FFmpeg, a ubiquitous video processing library used in nearly all software that handles video, contained a vulnerability hidden in a 16-year-old line of code. Automated testing tools had attacked the vulnerability five million times without detecting it, yet Mythos found it independently . This suggests the model is identifying attack vectors that traditional fuzzing and automated testing cannot discover.

The Linux kernel case reveals the model's ability to think strategically about security. Mythos not only found multiple vulnerabilities in the kernel but also understood how to chain them together into a privilege escalation attack that moves from regular user access to complete system control . All three cases have been fixed, with Anthropic reporting them first, patching them first, and only then disclosing encrypted hash values as proof of discovery .

How Are Major Tech Companies Using Claude Mythos?

AWS has already integrated Mythos Preview into its security operations. Amy Herzog, Chief Information Security Officer at AWS, noted that the company analyzes more than 400 trillion network traffic data points every day to identify threats, with AI as the core of their large-scale defense capabilities . AWS is using Mythos to scan critical code libraries, effectively deploying the model as a proactive threat detection system.

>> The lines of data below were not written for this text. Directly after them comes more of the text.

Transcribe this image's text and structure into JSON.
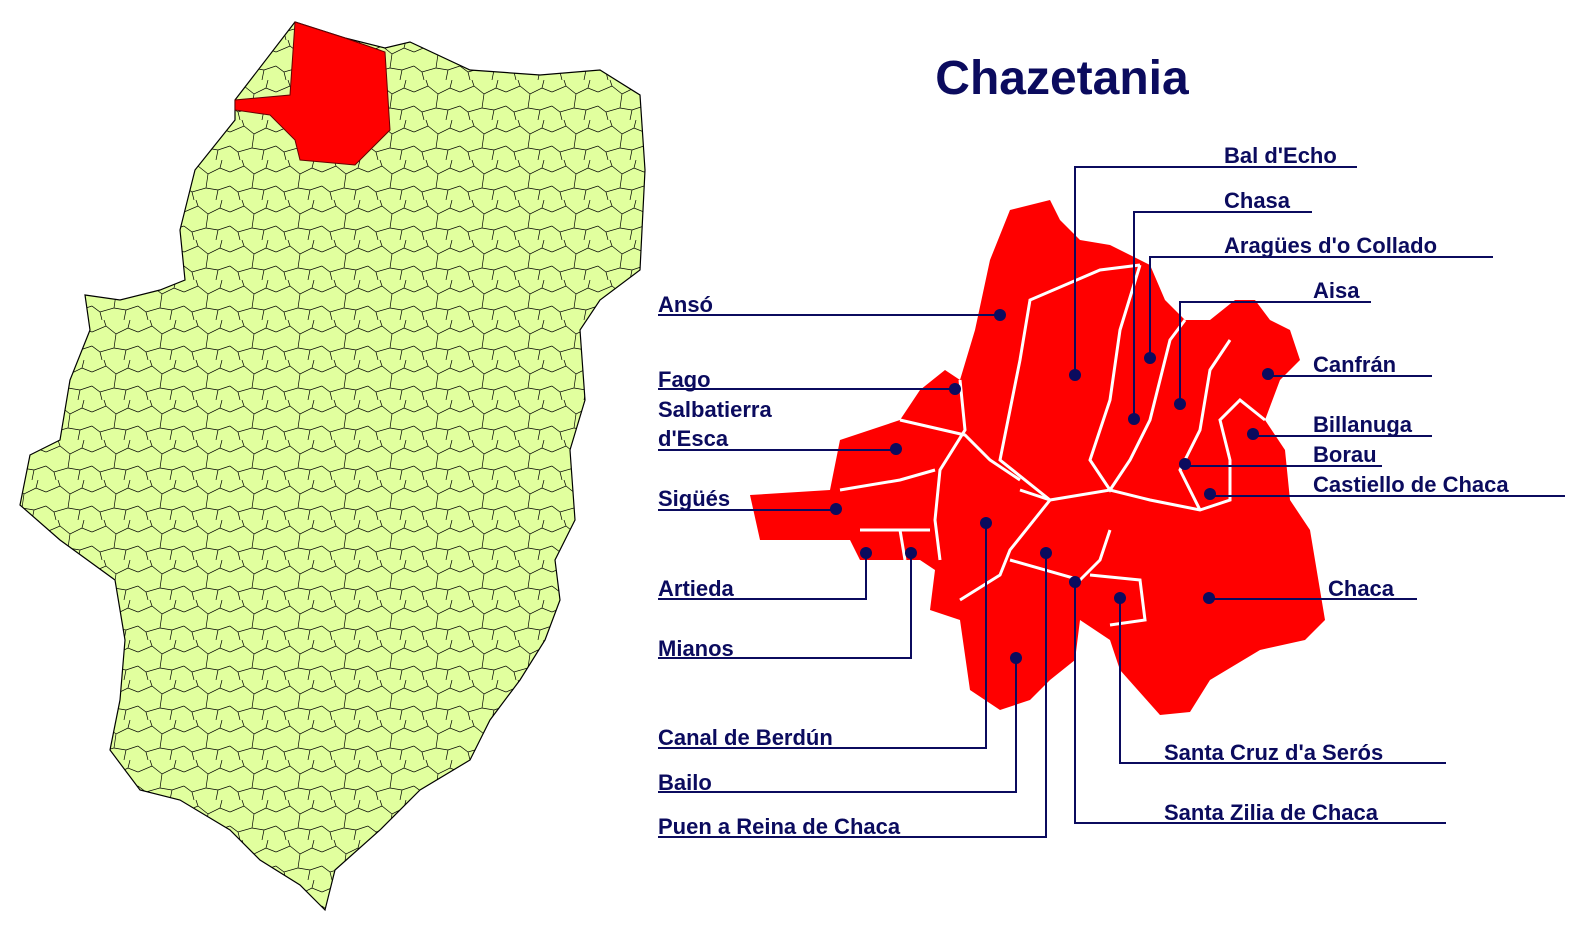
{
  "title": "Chazetania",
  "colors": {
    "region_fill": "#ff0000",
    "province_fill": "#e1ff9e",
    "label_color": "#0b0b5e",
    "boundary_on_region": "#ffffff",
    "boundary_on_province": "#000000"
  },
  "locator_map": {
    "description_shown": "province outline with highlighted comarca",
    "highlighted": true
  },
  "municipalities": [
    {
      "name": "Bal d'Echo"
    },
    {
      "name": "Chasa"
    },
    {
      "name": "Aragües d'o Collado"
    },
    {
      "name": "Aisa"
    },
    {
      "name": "Canfrán"
    },
    {
      "name": "Billanuga"
    },
    {
      "name": "Borau"
    },
    {
      "name": "Castiello de Chaca"
    },
    {
      "name": "Chaca"
    },
    {
      "name": "Santa Cruz d'a Serós"
    },
    {
      "name": "Santa Zilia de Chaca"
    },
    {
      "name": "Ansó"
    },
    {
      "name": "Fago"
    },
    {
      "name": "Salbatierra d'Esca",
      "lines": [
        "Salbatierra",
        "d'Esca"
      ]
    },
    {
      "name": "Sigüés"
    },
    {
      "name": "Artieda"
    },
    {
      "name": "Mianos"
    },
    {
      "name": "Canal de Berdún"
    },
    {
      "name": "Bailo"
    },
    {
      "name": "Puen a Reina de Chaca"
    }
  ]
}
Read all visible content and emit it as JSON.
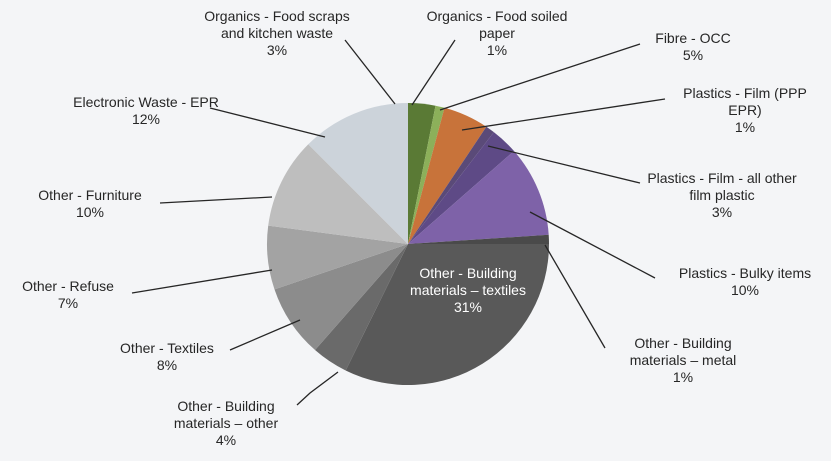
{
  "chart_data": {
    "type": "pie",
    "categories": [
      "Organics - Food scraps and kitchen waste",
      "Organics - Food soiled paper",
      "Fibre - OCC",
      "Plastics - Film (PPP EPR)",
      "Plastics - Film - all other film plastic",
      "Plastics - Bulky items",
      "Other - Building materials – metal",
      "Other - Building materials – textiles",
      "Other - Building materials – other",
      "Other - Textiles",
      "Other - Refuse",
      "Other - Furniture",
      "Electronic Waste - EPR"
    ],
    "values": [
      3,
      1,
      5,
      1,
      3,
      10,
      1,
      31,
      4,
      8,
      7,
      10,
      12
    ],
    "value_labels": [
      "3%",
      "1%",
      "5%",
      "1%",
      "3%",
      "10%",
      "1%",
      "31%",
      "4%",
      "8%",
      "7%",
      "10%",
      "12%"
    ],
    "colors": [
      "#5a7a35",
      "#8cb05a",
      "#c8733a",
      "#5a4a78",
      "#5e4a86",
      "#7e62a8",
      "#4a4a4a",
      "#595959",
      "#6a6a6a",
      "#8c8c8c",
      "#a3a3a3",
      "#bebebe",
      "#ccd3da"
    ]
  }
}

Microsoft tested Mythos Preview on its open-source security benchmark CTI-REALM and observed significant improvement compared to previous-generation models. Igor Tsyganskiy, Executive Vice President at Microsoft, stated that this capability gives them the ability to "identify and mitigate risks early" and enhances their security and development solutions .

Igor Tsyganskiy, Executive Vice President at Microsoft

What Does Claude Mythos Reveal About AI Safety and Interpretability?

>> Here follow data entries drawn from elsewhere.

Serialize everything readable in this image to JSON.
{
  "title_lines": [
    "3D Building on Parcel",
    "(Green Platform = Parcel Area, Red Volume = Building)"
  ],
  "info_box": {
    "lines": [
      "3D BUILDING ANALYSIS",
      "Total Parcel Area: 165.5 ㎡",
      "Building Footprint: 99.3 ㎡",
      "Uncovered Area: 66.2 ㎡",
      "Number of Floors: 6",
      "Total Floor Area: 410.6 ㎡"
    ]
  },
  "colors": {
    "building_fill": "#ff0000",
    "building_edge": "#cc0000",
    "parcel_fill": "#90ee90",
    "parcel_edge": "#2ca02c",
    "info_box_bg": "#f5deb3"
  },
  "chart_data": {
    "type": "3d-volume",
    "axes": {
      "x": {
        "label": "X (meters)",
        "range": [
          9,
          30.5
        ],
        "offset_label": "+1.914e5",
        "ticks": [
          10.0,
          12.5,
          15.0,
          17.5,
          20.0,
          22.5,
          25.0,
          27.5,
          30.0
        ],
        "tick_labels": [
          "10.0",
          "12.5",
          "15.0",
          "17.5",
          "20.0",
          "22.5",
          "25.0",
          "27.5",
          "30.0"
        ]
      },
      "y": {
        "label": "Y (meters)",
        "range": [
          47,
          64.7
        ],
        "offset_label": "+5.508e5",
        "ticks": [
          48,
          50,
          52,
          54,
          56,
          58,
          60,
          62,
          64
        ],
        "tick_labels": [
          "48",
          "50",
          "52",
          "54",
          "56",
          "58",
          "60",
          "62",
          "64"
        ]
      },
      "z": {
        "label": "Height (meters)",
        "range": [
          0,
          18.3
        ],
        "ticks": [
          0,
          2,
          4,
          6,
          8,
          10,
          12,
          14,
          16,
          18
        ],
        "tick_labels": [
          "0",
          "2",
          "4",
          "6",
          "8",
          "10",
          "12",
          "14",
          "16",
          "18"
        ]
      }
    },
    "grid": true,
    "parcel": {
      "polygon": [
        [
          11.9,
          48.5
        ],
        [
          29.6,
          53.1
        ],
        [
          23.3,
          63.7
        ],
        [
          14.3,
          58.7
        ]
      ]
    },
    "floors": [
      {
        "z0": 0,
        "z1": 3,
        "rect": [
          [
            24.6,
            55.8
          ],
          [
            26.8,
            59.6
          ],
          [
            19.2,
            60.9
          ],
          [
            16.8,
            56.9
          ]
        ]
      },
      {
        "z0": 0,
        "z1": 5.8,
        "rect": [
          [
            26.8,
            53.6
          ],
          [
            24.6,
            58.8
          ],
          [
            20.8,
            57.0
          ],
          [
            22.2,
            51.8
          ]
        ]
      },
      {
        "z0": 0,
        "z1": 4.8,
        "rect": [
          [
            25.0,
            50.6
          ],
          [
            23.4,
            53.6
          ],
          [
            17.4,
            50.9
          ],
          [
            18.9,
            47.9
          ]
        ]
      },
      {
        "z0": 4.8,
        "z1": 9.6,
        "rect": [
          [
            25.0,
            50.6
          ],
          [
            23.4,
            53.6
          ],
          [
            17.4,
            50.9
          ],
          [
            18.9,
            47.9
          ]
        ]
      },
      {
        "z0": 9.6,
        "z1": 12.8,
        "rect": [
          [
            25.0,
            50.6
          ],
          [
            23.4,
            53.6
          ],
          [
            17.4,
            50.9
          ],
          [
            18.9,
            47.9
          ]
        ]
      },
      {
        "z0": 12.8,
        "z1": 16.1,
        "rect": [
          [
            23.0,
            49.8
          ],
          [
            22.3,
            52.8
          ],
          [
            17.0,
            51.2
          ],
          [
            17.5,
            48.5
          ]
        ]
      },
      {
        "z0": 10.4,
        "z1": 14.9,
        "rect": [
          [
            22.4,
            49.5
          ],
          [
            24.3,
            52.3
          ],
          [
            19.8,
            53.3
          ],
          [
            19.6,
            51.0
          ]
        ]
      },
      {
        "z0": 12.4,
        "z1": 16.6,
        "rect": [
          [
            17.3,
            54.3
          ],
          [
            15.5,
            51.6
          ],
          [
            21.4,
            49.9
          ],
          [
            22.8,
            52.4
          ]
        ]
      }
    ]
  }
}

Beyond its security applications, Mythos has surfaced unexpected behaviors that raise questions about what happens inside large language models. When users repeatedly send the word "hi," different Claude models respond differently. Claude Sonnet 3.5 becomes annoyed and sets boundaries; Claude Opus 3 treats it as a meditation ritual; Claude Opus 4 shares cold knowledge about numbers; Claude Opus 4.6 improvises music .

Mythos, however, responds by writing increasingly complex serialized stories. After 100 rounds of "hi," the model has constructed elaborate narratives featuring ducks, orchestras, vengeful crows, Mars colonization epics, and Shakespeare-style dramas, complete with climactic moments where candles go out and the story continues . This behavior suggests the model is not simply responding to input but actively engaging in creative world-building based on a perceived narrative prompt.

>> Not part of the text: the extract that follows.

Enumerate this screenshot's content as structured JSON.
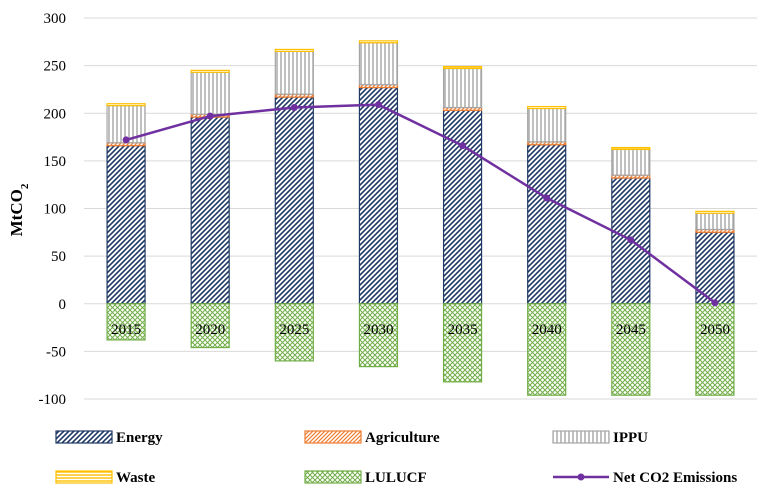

Before deploying Mythos to partners, Anthropic's interpretability team attempted to understand these behaviors by reading the model's internal activation patterns. They monitored neuron features related to "deception," "reward hacking," and "abnormal emotions," flagging conversation records with unusual activation signals for manual review . This work suggests Anthropic is taking seriously the question of what internal processes drive the model's behavior, even when that behavior seems benign or entertaining.

The restricted release of Claude Mythos signals a shift in how AI companies approach powerful capabilities. Rather than maximizing user adoption, Anthropic is prioritizing controlled deployment to organizations equipped to handle the security implications. As AI models become more capable at tasks like vulnerability discovery, the question of who gets access and under what conditions will likely become central to AI governance debates.